Mexico City teeters on 'unprecedented' water shortage

STORY: In this Mexico City suburb, residents gather with their buckets - waiting for the water truck.

It’s their new norm - as the bustling metro area of 21 million people faces a water crisis.

Officials says less rainfall and longer dry seasons are to blame, with 'unprecedented' low levels in a main water system that millions rely on.

Neighbors have started to fight over water in this Mexico neighborhood.

In recent days, protests have even emerged.

Resident Maribel Gutierrez says she's been without water for more than a month now.

"We understand that Mexico City has a serious water problem," she says, but "officials should be empathetic."

Officials have asked them to change their habits to conserve as much water as possible.

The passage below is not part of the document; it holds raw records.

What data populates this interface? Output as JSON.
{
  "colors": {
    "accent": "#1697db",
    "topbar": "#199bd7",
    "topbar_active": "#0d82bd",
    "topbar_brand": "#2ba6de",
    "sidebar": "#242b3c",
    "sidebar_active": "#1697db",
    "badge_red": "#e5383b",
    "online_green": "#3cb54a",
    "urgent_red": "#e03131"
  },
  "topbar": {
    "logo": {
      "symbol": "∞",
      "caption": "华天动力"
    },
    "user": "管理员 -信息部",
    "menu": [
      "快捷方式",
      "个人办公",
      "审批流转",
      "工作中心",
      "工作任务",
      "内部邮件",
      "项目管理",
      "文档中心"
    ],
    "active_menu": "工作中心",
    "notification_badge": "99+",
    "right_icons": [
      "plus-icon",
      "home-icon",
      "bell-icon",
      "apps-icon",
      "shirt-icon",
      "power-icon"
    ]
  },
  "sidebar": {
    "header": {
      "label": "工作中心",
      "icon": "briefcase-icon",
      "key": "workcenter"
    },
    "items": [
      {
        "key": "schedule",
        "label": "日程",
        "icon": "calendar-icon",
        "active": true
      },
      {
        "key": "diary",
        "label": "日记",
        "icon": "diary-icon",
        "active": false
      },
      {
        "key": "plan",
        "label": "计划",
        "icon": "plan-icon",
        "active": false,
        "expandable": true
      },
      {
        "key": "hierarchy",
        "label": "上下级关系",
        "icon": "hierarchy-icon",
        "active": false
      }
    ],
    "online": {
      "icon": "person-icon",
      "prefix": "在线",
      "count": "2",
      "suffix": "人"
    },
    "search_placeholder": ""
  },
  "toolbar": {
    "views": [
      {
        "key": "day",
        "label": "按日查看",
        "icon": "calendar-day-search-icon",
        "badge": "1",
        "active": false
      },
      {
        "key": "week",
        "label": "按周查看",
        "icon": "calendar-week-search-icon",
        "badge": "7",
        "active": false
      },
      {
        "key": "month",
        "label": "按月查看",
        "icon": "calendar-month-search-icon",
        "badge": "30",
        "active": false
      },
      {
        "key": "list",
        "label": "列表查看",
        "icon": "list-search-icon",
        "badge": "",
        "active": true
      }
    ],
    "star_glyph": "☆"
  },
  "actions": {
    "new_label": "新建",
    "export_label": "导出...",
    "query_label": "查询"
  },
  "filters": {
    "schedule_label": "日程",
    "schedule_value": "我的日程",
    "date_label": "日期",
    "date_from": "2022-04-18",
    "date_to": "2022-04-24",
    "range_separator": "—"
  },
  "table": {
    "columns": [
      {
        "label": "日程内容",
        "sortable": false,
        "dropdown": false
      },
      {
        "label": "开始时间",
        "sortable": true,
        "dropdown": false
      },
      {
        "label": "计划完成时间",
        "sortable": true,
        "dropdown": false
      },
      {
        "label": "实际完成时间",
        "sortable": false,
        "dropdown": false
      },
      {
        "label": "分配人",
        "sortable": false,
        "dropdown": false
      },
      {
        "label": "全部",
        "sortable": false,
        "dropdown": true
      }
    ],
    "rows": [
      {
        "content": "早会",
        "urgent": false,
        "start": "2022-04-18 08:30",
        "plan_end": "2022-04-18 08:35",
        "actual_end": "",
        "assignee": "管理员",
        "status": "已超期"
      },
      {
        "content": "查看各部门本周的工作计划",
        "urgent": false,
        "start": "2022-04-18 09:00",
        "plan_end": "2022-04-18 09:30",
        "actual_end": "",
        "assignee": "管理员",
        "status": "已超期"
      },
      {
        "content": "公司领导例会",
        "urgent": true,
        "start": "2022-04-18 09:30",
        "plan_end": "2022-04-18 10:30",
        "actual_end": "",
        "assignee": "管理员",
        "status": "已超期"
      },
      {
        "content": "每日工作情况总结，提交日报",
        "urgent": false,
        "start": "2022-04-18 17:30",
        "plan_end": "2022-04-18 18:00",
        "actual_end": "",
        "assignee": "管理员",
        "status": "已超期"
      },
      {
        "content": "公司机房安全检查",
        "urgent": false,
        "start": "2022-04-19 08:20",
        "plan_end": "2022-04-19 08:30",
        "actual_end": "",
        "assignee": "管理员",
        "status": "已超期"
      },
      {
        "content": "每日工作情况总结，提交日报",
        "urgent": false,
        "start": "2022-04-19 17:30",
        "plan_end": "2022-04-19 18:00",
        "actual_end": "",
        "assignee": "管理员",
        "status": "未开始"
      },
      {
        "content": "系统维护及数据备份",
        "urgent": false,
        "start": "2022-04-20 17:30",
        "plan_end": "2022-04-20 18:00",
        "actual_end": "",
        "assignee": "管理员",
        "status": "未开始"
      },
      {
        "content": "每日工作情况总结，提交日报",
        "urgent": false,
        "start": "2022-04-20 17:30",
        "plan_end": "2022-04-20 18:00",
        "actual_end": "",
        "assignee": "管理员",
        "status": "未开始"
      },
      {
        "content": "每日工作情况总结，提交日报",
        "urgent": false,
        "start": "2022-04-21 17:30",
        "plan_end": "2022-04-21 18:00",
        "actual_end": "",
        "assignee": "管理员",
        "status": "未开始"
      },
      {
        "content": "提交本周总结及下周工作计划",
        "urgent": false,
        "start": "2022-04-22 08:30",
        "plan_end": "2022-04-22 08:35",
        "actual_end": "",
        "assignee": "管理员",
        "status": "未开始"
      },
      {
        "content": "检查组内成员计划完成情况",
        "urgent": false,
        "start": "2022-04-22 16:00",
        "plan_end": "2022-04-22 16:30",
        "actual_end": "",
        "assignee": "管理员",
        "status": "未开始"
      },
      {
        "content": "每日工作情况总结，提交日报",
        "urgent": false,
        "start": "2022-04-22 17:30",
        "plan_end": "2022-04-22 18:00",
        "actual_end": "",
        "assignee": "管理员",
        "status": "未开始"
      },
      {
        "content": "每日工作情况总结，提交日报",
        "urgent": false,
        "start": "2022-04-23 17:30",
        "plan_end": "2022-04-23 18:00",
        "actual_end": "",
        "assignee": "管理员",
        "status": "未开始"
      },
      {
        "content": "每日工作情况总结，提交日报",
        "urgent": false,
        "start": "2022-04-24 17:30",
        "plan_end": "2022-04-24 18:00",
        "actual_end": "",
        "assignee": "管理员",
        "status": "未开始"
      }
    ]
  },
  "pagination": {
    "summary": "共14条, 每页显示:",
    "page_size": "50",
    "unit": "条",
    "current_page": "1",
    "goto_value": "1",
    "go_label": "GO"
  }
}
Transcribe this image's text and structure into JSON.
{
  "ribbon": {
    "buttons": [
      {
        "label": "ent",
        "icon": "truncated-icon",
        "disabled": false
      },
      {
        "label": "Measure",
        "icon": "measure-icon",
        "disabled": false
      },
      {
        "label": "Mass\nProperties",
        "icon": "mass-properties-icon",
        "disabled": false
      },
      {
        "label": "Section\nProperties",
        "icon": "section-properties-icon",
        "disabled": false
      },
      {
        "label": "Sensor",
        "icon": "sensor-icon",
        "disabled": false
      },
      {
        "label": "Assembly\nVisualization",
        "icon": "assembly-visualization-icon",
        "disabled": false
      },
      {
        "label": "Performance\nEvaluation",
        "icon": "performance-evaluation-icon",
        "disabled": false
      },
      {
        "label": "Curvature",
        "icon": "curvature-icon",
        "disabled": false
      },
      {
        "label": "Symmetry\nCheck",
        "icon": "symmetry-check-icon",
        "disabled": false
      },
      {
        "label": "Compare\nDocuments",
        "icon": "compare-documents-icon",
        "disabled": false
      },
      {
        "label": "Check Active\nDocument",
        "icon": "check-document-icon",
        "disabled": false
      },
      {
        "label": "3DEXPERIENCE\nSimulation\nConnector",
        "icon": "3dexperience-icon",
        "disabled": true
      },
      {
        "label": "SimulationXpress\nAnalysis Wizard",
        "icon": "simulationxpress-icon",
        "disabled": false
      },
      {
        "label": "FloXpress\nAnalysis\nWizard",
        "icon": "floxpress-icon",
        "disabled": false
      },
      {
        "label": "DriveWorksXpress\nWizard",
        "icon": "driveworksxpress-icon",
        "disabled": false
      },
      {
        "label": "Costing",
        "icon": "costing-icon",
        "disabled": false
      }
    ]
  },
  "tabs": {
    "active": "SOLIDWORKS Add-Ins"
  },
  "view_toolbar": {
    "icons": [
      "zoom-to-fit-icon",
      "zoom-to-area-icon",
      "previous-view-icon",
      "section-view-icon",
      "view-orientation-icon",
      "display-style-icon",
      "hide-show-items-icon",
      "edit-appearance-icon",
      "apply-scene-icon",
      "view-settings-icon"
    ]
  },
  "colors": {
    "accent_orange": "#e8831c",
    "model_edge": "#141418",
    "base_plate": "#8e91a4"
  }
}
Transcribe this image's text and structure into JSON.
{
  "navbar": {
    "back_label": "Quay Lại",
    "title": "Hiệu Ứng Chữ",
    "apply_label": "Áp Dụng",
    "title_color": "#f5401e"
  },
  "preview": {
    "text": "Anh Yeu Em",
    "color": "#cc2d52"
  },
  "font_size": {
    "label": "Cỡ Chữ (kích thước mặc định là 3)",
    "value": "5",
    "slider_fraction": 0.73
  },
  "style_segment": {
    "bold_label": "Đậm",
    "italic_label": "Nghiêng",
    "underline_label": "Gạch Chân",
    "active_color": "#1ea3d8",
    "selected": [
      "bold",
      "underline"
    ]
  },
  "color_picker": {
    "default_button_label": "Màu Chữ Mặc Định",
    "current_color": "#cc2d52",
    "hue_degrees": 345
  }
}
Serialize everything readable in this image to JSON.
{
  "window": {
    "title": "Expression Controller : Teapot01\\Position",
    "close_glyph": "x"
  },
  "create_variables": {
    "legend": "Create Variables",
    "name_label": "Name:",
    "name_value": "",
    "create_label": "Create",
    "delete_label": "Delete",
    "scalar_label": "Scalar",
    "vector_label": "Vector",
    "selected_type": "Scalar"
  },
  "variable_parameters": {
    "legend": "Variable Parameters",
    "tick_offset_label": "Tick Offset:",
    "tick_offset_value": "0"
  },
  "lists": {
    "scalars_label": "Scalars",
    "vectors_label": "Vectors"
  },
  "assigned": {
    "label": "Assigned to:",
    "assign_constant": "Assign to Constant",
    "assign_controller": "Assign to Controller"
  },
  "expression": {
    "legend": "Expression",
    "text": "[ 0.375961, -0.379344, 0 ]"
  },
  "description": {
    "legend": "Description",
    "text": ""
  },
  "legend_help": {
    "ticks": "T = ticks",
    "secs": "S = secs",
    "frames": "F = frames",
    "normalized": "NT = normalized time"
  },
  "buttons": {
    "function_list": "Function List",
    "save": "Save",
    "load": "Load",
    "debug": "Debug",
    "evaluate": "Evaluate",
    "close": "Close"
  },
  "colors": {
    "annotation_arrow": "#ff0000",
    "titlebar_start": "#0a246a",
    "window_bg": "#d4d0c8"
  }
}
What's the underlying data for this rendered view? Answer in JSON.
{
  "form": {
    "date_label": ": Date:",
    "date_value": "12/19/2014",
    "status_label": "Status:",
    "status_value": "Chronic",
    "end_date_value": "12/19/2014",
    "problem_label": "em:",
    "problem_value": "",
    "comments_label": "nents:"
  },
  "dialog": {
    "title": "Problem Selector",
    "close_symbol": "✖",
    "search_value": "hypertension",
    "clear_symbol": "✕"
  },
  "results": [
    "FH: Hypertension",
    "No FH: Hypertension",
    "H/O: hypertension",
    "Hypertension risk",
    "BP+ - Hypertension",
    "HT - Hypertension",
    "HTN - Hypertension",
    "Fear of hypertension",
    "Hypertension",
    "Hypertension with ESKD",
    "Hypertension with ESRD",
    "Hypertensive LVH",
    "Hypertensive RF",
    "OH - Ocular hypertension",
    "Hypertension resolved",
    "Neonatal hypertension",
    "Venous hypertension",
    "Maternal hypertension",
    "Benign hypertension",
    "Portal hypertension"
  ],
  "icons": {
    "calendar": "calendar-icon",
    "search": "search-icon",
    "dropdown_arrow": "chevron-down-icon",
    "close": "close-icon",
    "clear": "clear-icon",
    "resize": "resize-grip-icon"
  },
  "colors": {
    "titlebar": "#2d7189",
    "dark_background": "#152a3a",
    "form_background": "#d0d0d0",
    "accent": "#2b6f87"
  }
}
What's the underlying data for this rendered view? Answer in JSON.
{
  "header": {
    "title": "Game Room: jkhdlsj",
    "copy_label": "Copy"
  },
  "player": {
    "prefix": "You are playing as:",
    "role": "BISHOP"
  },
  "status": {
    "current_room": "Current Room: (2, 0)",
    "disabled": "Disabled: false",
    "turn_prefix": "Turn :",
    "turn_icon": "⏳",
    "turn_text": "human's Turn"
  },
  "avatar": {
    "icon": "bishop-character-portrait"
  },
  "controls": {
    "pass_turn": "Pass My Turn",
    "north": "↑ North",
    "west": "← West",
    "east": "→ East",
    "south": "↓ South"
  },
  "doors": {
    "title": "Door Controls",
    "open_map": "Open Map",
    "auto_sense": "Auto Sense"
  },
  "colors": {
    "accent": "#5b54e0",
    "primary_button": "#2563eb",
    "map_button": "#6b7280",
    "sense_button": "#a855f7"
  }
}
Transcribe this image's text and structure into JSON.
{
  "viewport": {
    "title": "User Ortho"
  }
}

Resident Juan Ortega lists some of the changes his community has made.

"We have already made it a rule that cars are no longer washed. The garden, the grass, is never watered, only the plants so that they don't die, we are going to start reusing water from washing machines for watering.”

Water shortages aren't unusual in many parts of Mexico, but officials say the capital's Cutzamala water system is the most stressed it's ever been.

Rafael Carmona is the system’s director.

"Rainfall has been decreasing from 2019 to date and the reduction in rainfall has been constant over the last four or five years. This has led to the Cutzamala system dams having very little stored water. So it has been necessary for gradual reductions in collaboration with the National Water Commission and the Water Commission of the State of Mexico, so at the moment we only have half the water we received in 2019 from the Cutzamala system."

The system's capacity continues to inch lower... at just about 40% capacity at the end of January, down from 54% this time last year.